Sebastian walked away, expecting to feel at least a bit lighter, like he had on that hot August afternoon when he’d stood at his mother’s grave site, making amends for his drinking and alcoholic behavior, what he had put her through. Right now, though? Right now he felt troubled. He felt some new burden weighing him down. And why did he feel that familiar itch along the back of his tongue and throat—the one that could be scratched only by a good bottle of Scotch or, back in the day, by using his fists?
By the time he reached the highway, he’d had an epiphany.
Sebastian didn’t drive home. Instead, he took a detour to the Hollywood Hills.
To Ava’s house.
Sebastian killed the lights and parked across the street. Her sprawling home looked like some sort of dark, futuristic monolith under the blanket of stars. He stared at the dark windows, listening to the ticking of his cooling engine, thinking about Ava sleeping in there, along with eight words he had said to Trixie back at the Park:
I loved you the best way I could.
It was true. He had loved her and respected her to the best of his ability. But if he was being honest, Trixie had been his consolation prize.

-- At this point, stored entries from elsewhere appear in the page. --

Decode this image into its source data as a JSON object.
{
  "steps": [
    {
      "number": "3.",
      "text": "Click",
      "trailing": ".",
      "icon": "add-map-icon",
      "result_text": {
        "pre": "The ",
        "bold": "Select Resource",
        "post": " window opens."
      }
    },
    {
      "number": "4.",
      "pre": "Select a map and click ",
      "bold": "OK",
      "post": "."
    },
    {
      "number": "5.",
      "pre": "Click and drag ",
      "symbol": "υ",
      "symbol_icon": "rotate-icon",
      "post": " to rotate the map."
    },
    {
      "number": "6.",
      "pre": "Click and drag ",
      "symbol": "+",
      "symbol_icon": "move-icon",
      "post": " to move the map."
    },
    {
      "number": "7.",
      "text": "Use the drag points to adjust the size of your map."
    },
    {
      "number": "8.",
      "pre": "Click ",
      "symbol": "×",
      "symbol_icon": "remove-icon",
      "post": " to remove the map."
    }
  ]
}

Trixie, with her blond hair and blue eyes and Barbie doll physique shaped by Pilates and eating low- or no-carb meals, was the anti-Ava—and hadn’t that been her appeal? Hadn’t he allowed Trixie and her kid into his life so he could forget about Ava? To keep his mind occupied with the reality of his life rather than constantly wishing for the one stolen from him? Trixie was a stand-in for the real thing, a placeholder. He supposed he’d realized that on some level, for all these years, but it had slept quietly, this truth, on the deep seafloor of his mind, and it had taken his getting shot—by her son—for him to get to this place to confront it. And if at any point during his time with Trixie Ava had knocked on the door or picked up the phone and said, “I want you back,” he would have said yes. Wouldn’t have hesitated.
The truth shamed him, yes, but it also freed him, made the air seem that much sweeter, the colors more vibrant. He had almost died, and he wasn’t going to waste any more time. Come tomorrow morning, he was going to reach out to her and, God willing, get his real life back, the one that had been stolen from him.